RELATION BETWEEN A SINUS INFECTION AND TOOTHACHE
A sinus infection (sinusitis) or inflammation can cause a toothache — specifically in the upper back teeth, which are close to the sinuses. In fact, pain in the upper teeth is quite a common symptom with sinus conditions. If you have a persistent toothache, at first one should consult a Dentist. He or she will consider possible dental causes for a toothache, such as periodontal disease, tooth grinding, cavities or an abscess. If the dentist rules out a dental cause for the tooth ache, in that case, consult your Family Physician. He or she will consider whether a sinus condition or other underlying medical problem is contributing to a toothache. A sinus infection can create pressure and pain in the mouth and cause a sinus tooth pain. Specifically, this is due to pressure and pain in the maxillary sinuses located behind the cheek bones. Sinus tooth pain is often confused with other causes of tooth pain, including gum disease, tooth decay, or an impacted wisdom tooth.

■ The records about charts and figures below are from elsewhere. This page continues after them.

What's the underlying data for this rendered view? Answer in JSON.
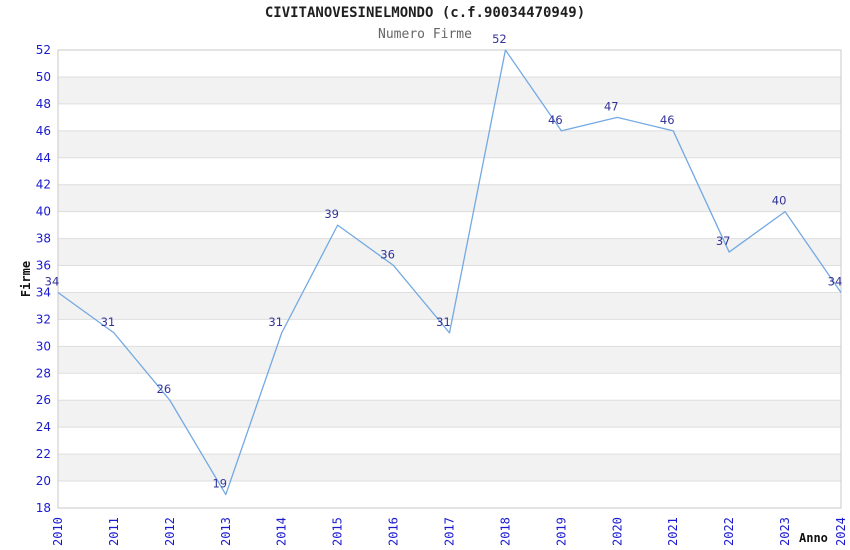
{
  "chart_data": {
    "type": "line",
    "title": "CIVITANOVESINELMONDO (c.f.90034470949)",
    "subtitle": "Numero Firme",
    "xlabel": "Anno",
    "ylabel": "Firme",
    "categories": [
      "2010",
      "2011",
      "2012",
      "2013",
      "2014",
      "2015",
      "2016",
      "2017",
      "2018",
      "2019",
      "2020",
      "2021",
      "2022",
      "2023",
      "2024"
    ],
    "series": [
      {
        "name": "Numero Firme",
        "values": [
          34,
          31,
          26,
          19,
          31,
          39,
          36,
          31,
          52,
          46,
          47,
          46,
          37,
          40,
          34
        ]
      }
    ],
    "ylim": [
      18,
      52
    ],
    "ytick_step": 2,
    "grid": "horizontal",
    "legend": "none",
    "band_fill": "alternating horizontal stripes",
    "colors": {
      "line": "#74a9e2",
      "tick_labels": "#1a1ad1",
      "data_labels": "#333399",
      "band": "#f2f2f2",
      "grid_line": "#dedede",
      "plot_border": "#c9c9c9",
      "title": "#1f1f1f",
      "subtitle": "#666666",
      "axis_title": "#111111"
    }
  }
}
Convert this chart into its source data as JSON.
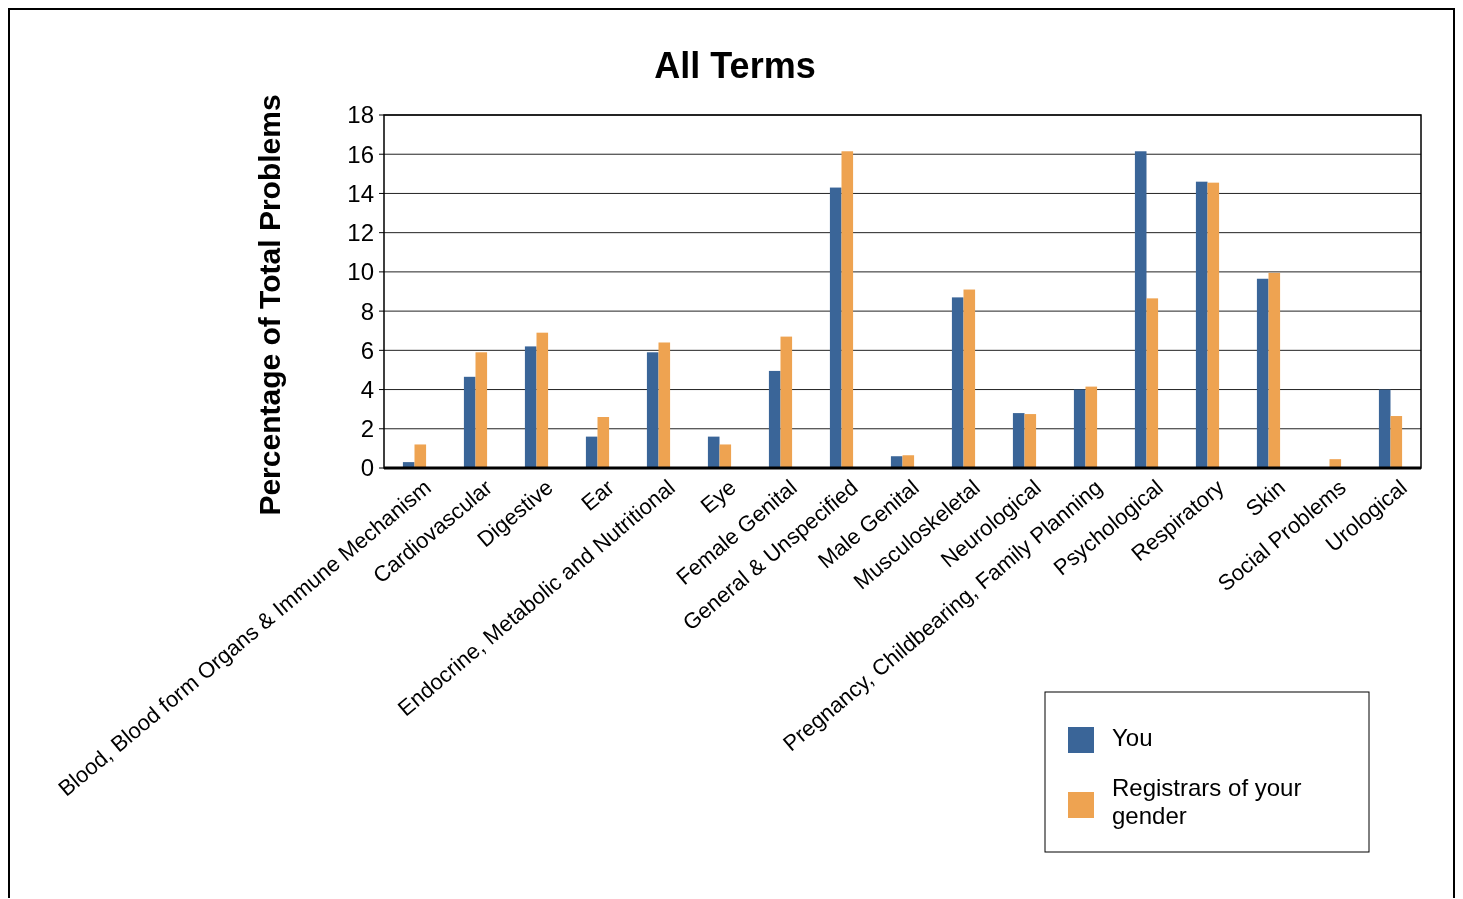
{
  "chart_data": {
    "type": "bar",
    "title": "All Terms",
    "ylabel": "Percentage of Total Problems",
    "categories": [
      "Blood, Blood form Organs & Immune Mechanism",
      "Cardiovascular",
      "Digestive",
      "Ear",
      "Endocrine, Metabolic and Nutritional",
      "Eye",
      "Female Genital",
      "General & Unspecified",
      "Male Genital",
      "Musculoskeletal",
      "Neurological",
      "Pregnancy, Childbearing, Family Planning",
      "Psychological",
      "Respiratory",
      "Skin",
      "Social Problems",
      "Urological"
    ],
    "series": [
      {
        "name": "You",
        "color": "#3a6598",
        "values": [
          0.3,
          4.65,
          6.2,
          1.6,
          5.9,
          1.6,
          4.95,
          14.3,
          0.6,
          8.7,
          2.8,
          4.0,
          16.15,
          14.6,
          9.65,
          0,
          4.0
        ]
      },
      {
        "name": "Registrars of your gender",
        "color": "#eea351",
        "values": [
          1.2,
          5.9,
          6.9,
          2.6,
          6.4,
          1.2,
          6.7,
          16.15,
          0.65,
          9.1,
          2.75,
          4.15,
          8.65,
          14.55,
          9.95,
          0.45,
          2.65
        ]
      }
    ],
    "ylim": [
      0,
      18
    ],
    "yticks": [
      0,
      2,
      4,
      6,
      8,
      10,
      12,
      14,
      16,
      18
    ],
    "grid": "y",
    "legend": "bottom right"
  }
}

WHAT CAUSES SINUS INFECTIONS?
A sinus infection occurs when bacteria from the nose enters the sinuses. To help you assess whether you have a sinus tooth pain or a toothache caused by something else, one should note the symptoms that occur in addition to pain around the upper teeth, eyes, or cheek.
Symptoms of Acute /Chronic Maxillary Sinusitis Include:
- Stuffy nose and nasal discharge
- Bad breath
- Pain that is worse when sitting up than when lying down
- Tenderness, redness, or swelling in the cheekbones
- A cough
- Nasal intonation
Note: One of the most common side effects of sinus infection is that one starts mouth breathing. Mouth breathing makes the mouth dry as such risk of dental health problems increases.